– Еще одно слово, мой старый друг. Госпожа Жорж и несчастная девушка, которую я поручил ее попечению, вышли из двух противоположных миров, но обе очутились в бездне злосчастья. Жизнь одной из них, счастливой, богатой, любимой, уважаемой, наделенной всеми добродетелями, была растоптана, загублена лицемерным негодяем, за которого ее выдали недальновидные родители… Я говорю с радостью, что без меня эта несчастная женщина погибла бы в нищете, ибо стыд мешал ей просить о помощи.
– Ах, монсеньор, когда мы поднялись на ее мансарду, какую мы увидели там страшную нищету! Это было ужасно, ужасно!.. И когда после долгой болезни она, так сказать, пришла в себя здесь, в этом спокойном доме, каково же было ее удивление, ее благодарность! Вы правы, монсеньор, помощь, оказываемая людям, попавшим в такую горькую беду, внушает веру в бога.

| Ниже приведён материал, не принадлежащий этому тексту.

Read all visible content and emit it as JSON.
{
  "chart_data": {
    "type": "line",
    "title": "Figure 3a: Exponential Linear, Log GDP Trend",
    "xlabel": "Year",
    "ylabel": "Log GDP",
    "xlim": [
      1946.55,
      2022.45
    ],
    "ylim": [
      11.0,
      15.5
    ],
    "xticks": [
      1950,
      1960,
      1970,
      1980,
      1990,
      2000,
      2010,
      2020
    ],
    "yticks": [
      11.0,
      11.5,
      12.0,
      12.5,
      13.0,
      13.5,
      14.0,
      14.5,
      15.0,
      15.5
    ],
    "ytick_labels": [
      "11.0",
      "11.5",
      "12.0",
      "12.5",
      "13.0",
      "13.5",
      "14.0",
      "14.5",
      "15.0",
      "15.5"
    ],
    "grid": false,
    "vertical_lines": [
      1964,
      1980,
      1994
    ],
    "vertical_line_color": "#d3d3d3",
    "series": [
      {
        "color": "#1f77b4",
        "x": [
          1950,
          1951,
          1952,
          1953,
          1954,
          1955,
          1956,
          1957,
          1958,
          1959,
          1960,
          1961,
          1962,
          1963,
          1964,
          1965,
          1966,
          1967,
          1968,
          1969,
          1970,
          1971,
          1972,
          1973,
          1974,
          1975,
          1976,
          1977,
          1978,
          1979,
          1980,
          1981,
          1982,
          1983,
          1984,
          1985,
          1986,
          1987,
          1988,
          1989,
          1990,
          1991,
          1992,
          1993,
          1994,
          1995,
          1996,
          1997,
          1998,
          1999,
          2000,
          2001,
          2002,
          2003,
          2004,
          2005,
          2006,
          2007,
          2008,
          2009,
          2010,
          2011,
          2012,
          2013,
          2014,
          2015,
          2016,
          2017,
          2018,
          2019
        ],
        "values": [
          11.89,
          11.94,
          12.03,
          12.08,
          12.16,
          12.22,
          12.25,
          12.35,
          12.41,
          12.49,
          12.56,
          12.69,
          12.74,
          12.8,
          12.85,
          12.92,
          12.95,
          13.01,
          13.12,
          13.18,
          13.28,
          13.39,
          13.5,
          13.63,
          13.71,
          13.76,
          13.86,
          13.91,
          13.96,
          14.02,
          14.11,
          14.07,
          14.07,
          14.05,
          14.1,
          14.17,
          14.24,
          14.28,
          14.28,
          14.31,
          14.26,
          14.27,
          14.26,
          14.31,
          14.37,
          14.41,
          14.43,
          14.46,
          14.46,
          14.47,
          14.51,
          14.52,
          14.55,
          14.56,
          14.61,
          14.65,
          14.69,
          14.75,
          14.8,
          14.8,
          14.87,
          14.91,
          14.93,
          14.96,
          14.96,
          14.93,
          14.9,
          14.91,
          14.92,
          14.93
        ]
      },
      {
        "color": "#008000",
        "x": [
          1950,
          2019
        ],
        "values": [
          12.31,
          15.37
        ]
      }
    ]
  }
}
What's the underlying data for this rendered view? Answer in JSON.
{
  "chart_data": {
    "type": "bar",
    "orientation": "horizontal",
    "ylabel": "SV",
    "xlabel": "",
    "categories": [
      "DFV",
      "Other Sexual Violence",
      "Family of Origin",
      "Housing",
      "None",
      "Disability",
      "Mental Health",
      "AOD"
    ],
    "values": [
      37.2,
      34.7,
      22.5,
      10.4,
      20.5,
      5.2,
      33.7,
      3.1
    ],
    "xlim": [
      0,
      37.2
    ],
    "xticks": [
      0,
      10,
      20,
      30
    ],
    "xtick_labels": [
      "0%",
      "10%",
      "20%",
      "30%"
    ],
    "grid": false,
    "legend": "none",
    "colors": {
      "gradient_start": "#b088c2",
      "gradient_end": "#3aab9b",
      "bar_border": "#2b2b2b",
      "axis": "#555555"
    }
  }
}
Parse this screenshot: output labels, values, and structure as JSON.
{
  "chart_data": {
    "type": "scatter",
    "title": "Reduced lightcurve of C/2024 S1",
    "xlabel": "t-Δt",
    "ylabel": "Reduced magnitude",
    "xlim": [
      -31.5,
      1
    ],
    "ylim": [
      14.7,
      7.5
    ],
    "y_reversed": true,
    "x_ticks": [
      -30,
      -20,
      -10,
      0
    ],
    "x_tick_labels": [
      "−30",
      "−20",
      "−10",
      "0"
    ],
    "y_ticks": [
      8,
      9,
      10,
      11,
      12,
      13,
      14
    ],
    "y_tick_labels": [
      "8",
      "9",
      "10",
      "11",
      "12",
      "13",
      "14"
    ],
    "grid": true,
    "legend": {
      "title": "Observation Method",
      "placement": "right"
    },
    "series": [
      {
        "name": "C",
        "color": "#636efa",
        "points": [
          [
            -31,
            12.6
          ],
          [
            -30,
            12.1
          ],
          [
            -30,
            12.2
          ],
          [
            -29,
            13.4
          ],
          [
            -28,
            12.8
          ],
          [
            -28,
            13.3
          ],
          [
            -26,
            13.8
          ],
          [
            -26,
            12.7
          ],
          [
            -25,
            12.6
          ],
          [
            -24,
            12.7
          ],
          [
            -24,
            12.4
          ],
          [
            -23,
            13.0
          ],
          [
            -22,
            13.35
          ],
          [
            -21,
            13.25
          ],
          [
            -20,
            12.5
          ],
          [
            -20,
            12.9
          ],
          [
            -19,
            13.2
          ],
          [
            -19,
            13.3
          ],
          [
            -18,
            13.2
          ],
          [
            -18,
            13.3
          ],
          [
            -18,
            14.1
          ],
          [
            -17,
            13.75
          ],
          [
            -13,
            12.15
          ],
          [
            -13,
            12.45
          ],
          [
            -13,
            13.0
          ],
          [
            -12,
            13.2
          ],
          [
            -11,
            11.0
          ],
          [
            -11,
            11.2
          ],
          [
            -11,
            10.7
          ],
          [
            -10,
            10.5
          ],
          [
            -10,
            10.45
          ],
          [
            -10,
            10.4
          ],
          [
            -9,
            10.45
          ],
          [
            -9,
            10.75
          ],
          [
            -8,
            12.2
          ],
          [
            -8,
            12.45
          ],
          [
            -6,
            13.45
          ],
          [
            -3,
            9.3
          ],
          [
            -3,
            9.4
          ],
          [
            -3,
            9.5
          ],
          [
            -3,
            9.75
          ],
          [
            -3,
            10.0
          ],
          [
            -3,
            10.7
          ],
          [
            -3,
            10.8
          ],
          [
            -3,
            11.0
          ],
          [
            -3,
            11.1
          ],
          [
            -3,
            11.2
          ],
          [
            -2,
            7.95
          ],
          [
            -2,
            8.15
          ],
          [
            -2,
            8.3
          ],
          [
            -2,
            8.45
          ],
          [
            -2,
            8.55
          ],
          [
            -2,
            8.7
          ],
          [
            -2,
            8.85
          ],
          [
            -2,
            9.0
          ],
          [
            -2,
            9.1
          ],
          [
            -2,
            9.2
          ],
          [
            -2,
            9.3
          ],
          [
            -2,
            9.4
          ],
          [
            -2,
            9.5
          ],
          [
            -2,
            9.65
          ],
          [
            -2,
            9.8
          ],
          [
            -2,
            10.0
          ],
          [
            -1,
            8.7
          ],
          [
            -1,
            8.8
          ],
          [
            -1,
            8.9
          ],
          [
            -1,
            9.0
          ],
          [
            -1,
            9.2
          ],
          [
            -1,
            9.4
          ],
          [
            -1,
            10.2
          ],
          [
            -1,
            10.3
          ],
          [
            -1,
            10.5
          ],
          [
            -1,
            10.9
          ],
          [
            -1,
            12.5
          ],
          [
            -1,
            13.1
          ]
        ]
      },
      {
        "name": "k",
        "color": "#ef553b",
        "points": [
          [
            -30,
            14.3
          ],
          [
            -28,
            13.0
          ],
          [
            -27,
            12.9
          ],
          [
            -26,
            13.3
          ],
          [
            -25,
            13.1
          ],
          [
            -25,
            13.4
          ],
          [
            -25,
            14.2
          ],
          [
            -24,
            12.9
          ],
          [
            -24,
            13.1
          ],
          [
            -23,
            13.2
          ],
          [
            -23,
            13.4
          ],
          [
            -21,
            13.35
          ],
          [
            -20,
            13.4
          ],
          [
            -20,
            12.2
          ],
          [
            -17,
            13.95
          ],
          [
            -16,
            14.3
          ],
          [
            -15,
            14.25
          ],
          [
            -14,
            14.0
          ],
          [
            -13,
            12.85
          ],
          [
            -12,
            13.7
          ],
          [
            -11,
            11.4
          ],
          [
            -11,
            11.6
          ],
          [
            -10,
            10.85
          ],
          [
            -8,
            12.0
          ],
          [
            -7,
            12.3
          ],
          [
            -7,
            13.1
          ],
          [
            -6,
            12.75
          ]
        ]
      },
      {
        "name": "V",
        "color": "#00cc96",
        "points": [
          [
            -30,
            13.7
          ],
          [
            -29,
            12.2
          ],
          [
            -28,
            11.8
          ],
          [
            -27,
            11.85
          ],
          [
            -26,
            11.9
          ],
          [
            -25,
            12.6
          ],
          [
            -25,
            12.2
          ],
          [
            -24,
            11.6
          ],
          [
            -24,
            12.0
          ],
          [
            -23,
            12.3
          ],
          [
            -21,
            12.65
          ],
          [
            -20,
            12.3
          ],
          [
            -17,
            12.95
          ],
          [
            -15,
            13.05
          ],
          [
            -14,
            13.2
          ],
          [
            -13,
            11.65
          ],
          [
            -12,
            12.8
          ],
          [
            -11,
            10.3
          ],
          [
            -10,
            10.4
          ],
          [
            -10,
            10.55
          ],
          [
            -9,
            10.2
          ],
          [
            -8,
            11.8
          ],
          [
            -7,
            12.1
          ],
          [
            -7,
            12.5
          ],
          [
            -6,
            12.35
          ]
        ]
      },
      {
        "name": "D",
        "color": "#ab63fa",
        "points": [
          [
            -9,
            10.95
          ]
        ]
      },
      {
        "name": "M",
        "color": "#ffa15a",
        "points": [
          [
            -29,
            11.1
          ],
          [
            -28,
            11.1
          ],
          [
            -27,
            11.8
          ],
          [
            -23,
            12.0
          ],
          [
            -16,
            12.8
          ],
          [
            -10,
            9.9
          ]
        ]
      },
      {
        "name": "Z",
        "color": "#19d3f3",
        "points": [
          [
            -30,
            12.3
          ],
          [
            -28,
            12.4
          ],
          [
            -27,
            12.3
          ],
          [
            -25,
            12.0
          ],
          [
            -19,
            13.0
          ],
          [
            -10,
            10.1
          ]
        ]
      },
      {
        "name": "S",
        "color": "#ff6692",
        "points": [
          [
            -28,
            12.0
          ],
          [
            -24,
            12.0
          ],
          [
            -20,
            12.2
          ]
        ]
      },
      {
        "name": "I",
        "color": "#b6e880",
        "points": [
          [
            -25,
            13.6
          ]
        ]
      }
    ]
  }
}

– И помогать им – значит почитать его! Да, согласен, нет ничего более возвышенного, чем мудрая и спокойная добродетель, нет никого более достойного уважения, чем такая женщина, как госпожа Жорж. Воспитанная доброй и благоразумной матерью в разумном соблюдении своих обязанностей, она ни разу не нарушила его… ни разу!!! И мужественно прошла через самые тяжкие испытания. Разве не славим мы всевышнего во всей его благости, спасая от разврата одну из редких натур, которых ему было угодно наделить многими качествами?.. Не заслуживает ли жалости, интереса, уважения… да, уважения, эта несчастная девочка, которая, предоставленная самой себе, истерзанная, заключенная в тюрьму, униженная и поруганная, свято сохранила в глубине сердца ростки добра, заложенные в нее богом? Если бы ты слышал бедняжку… при первом выражении сочувствия с моей стороны, как первом дружеском сердечном слове, обращенном к ней, лучшие свойства, тончайшие чувства, самые поэтичные и чистые помыслы пробудились в ее простодушной душе наподобие того, как весной множество полевых цветов непроизвольно распускается на лугах, пригретых солнцем! Во время часовой беседы с Лилией-Марией я открыл в ней сокровище доброты, деликатности, мудрости, мой дорогой Мэрф. Улыбка тронула мои губы, а слезы навернулись на глаза, когда среди своей пленительной и разумной болтовни она доказывала мне необходимость откладывать по сорок су в день, чтобы уберечь себя от нужды и дурных соблазнов. Бедная крошка! Она говорила все это таким серьезным, убежденным голоском; она была так искренне довольна, что дает мне хороший совет, и так искренне обрадовалась, когда я обещал слушаться ее!.. Я был тронут, уверяю тебя, тронут до слез, я уже говорил тебе об этом… А меня еще обвиняют в том, что я человек пресыщенный, черствый, непреклонный… О нет, нет! Слава богу, я еще чувствую иногда, как бурно, горячо бьется мое сердце… Но ты сам растроган, мой старый друг… Право, Лилии-Марии не придется ревновать тебя к госпоже Жорж, ее участь не оставит тебя безразличным.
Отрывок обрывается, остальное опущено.